Faites comme si vous étiez sur un vol d’Air Transat. L’avion vient de décoller. Les hôtesses ont fini leur baratin habituel. On vous a servi un Coke diet. Vous tendez la main, prenez le magazine dans la pochette devant vous, l’ouvrez et découvrez un texte que vous vous mettez à lire. C’est une nouvelle. Son titre? « Comme dans un film des frères Coen ». L’auteur? Votre humble serviteur. Le contenu? Here it comes.

Vous me remercierez plus tard.

Comme dans un film des frères Coen

Une femme.

Toutes les femmes debout dans les allées faiblement éclairées.

Celles qui portent une ceinture qu’elles attachent et détachent avec ostentation. Ces femmes nous recommandent d’une voix posée: « Veuillez attacher et ajuster votre ceinture de sécurité. Je vous rappelle qu’il est strictement interdit de fumer dans les toilettes… » Et je me demande à quoi ressemble un homme qui vient d’avoir cinquante ans.

*

Dans le Boeing qui nous ramène à Montréal, je demande à Carole d’intervertir nos places.

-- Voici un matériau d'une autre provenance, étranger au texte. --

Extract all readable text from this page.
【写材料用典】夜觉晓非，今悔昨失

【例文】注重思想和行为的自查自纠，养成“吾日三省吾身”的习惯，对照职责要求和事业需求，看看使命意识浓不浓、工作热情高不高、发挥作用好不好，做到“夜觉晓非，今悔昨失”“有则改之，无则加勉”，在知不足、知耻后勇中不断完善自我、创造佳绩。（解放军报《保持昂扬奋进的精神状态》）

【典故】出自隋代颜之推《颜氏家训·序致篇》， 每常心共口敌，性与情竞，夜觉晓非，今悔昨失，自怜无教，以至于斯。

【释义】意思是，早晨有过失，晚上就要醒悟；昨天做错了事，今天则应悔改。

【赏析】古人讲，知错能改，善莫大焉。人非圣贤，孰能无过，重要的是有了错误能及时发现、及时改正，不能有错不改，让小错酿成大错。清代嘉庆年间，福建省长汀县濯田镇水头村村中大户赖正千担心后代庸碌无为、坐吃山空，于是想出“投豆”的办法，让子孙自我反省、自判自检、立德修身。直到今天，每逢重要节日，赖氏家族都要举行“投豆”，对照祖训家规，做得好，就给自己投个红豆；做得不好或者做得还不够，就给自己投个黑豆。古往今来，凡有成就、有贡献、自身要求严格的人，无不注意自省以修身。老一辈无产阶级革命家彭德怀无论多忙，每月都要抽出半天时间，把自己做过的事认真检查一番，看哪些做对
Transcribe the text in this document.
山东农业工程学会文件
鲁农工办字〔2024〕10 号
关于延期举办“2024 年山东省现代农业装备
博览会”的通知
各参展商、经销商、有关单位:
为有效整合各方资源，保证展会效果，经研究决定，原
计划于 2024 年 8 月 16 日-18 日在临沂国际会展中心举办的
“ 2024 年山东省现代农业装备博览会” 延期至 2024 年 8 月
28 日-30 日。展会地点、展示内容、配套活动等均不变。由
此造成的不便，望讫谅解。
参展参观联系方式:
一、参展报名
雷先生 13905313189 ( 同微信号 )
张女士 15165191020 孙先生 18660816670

Je suis collé contre le hublot et je déteste ça. Je veux pouvoir me lever subitement. Me rendre aux toilettes sur un coup de tête. Ma liberté de mouvement est une condition sine qua non de ma tranquillité d’esprit. Ou une forme mineure de claustrophobie. À mon âge, on ne fait plus la différence.

*

Le ministre du Little White Chapel de Las Vegas, où nous nous sommes mariés, était convaincu que la meilleure façon de faire durer le mariage était pour le mari, quand les choses allaient mal, de prendre son épouse par l’épaule, de la regarder dans le blanc des yeux et de lui dire : I love you.

Il n’y avait pas de meilleur remède. Lui-même appliquait la recette depuis plus de cinquante ans et son épouse était une femme comblée.

C’est le même pasteur qui, au moment de sortir la cassette de la caméra vidéo, s’est rendu compte que le mécanisme était bloqué : « Darn! It jammed. »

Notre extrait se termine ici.